– Нормально – Я со вкусом, нарочито медленно, разжевываю сардельку.– Да, я забыл спросить, а где у нас Лешик? Куда Вы дели младшего Ворохова?

– А что, он тоже нужен для… стратегического плана?? – не сговариваясь, хором, спрашивает у меня вся компания. И замирает на миг, когда я первым начинаю смеяться…

Глава седьмая. Фей в опере…

Уже в фойе нас окружила целая толпа: студенты – за редким исключением, в лице красавицы Литягиной, – с родителями; приятели Ворохова – извечная веселая, добродушная, галантная, чуть под хмельком, богема, знакомые Анечки по поэтическому кружку – шумная компания, с обрывками своих и чужих строчек в головах.


И наше, профессорское, нарочитое «благочиние», с сорочками в мелкую точку или полоску, небрежно перехваченную под самым горлом лоснящимся бантом бабочки или удавкой галстука «павлиний глаз» – от которого через три минуты начинает рябить и в глазах, и в голове..


…Не получилось сосредоточиться и осторожно идти по почти «каннской» лестнице, с потертой ковровой дорожкой с бежевыми полосами по краям, ведя под руку крохотного фея, в белом палантине поверх синего бархата, жемчуга, и острого брюссельского кружева. Руку пришлось срочно освободить для приветствий.


Фей вспорхнул вверх по лестнице, вопреки всем правилам, в сопровождении улыбающейся легкими ямочками на щеках и на подбородке, Анечки Вороховой, чьи тонкие лакированные шпильки прочно впились в лестницу, а локти в черном шелке и гипюре осторожно и чуть небрежно поддерживали спину фея. Как раз в том месте, где нужно.


…Пару раз встретившись со мной глазами, Аня сумела утишить отчаянье, полыхавшее там неуемно, тем, что озорно подмигнула мне, и увлекла фея в раковину полукруглого зрительного зала, прямо к нашим местам в шестом ряду партера.


Когда мы с Вороховым, наконец, отбившись от приветствий и кивков на лестнице и в проходах, подошли к креслам, из оркестровой ямы уже раздались первые звуки увертюры.


Мягкий профиль фея, едва угадывался в полумраке гаснущих огоньков театральной люстры. Моя рука тотчас очутилась в ее тоненьких, горячих пальцах, сердечко браслета чуть царапнуло кожу моего запястья. Занавес взвился вверх, и мы, все четверо, ахнули одновременно, увидев на сцене дебелую даму в голубом гипюре, обтягивающем плотные чресла, лавиноподобный бюст и мощные плечи боксера или пловца перворазрядника.

Дама, стоя перед огромным зеркалом, тщательно расправляла в волосах цвета жженой соломы огромный красный цветок…. Она не раскрывала рта минуты три.

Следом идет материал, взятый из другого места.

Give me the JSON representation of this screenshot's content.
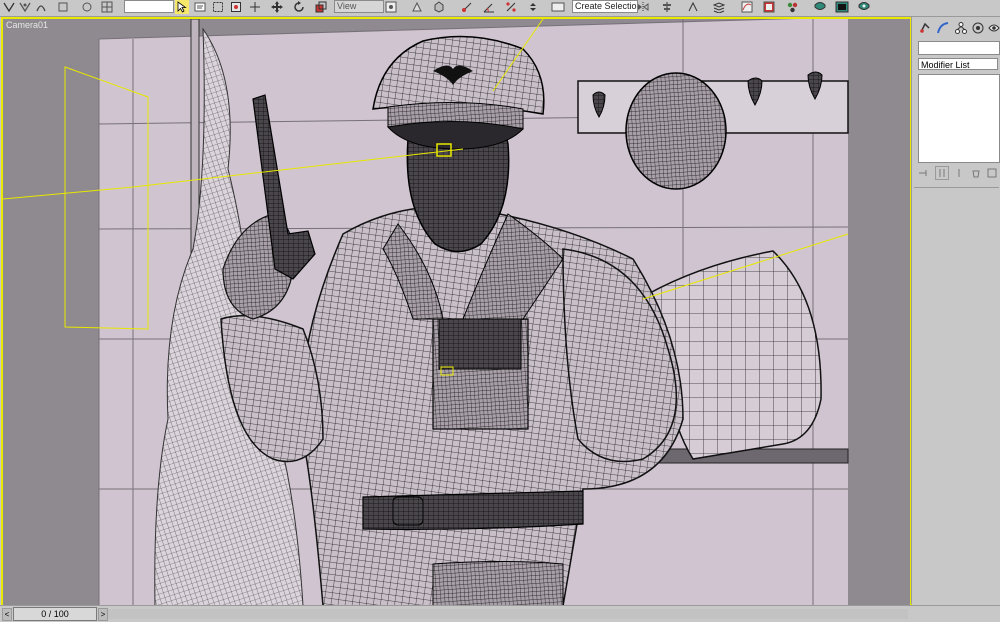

Увертюра, пару раз споткнувшись на окончании, начиналась заново, дирижер нетерпеливо махал палочкой, оглядываясь на сцену и солистку, но дама молчала, как рыба. На сцене появилась еще одна тучная матрона, в бежевой тунике и туфлях – котурнах на остром, как игла, каблуке. Откуда взялись каблуки в тифозном боксе, из которого явно сбежала матрона – наперсница, с определенной длинной и цветом волос на голове, было совершенно непонятно. Уточнять у фея, место проживания этой дамы, я не рискнул.. Вероятно, подразумевался парижский квартал Монмартр или что то в этом роде… Полились звуки арии, с которой вступала в действие главная героиня, и я отвлекся, увлекся так, что не сразу услышал шепот фея, мягкий, насмешливый..

– Hai ragione, preferito.. sarebbe… Meglio hanno cantato invisibili*

– Sei troppo severa, amore mio! – я осторожно поднес к губам ее пальцы, грея их дыханием… – La musica è la stessa… E dopo duecento anni.**

– Madame, фактура и декорации – полный улет… Рубенс в перформансе! – громко зашептал со своего места Ворохов. Фей, сколько мог, старательно держал паузу. Потом серебряное драже все же негромко, обрывисто рассыпалось по полу партера, и я услышал, как она пытается набрать воздух в легкие и подавить смех….Что то смутно белеет в темноте. Это Ворохов галантно протягивает ей платок. Картуш в своем амплуа!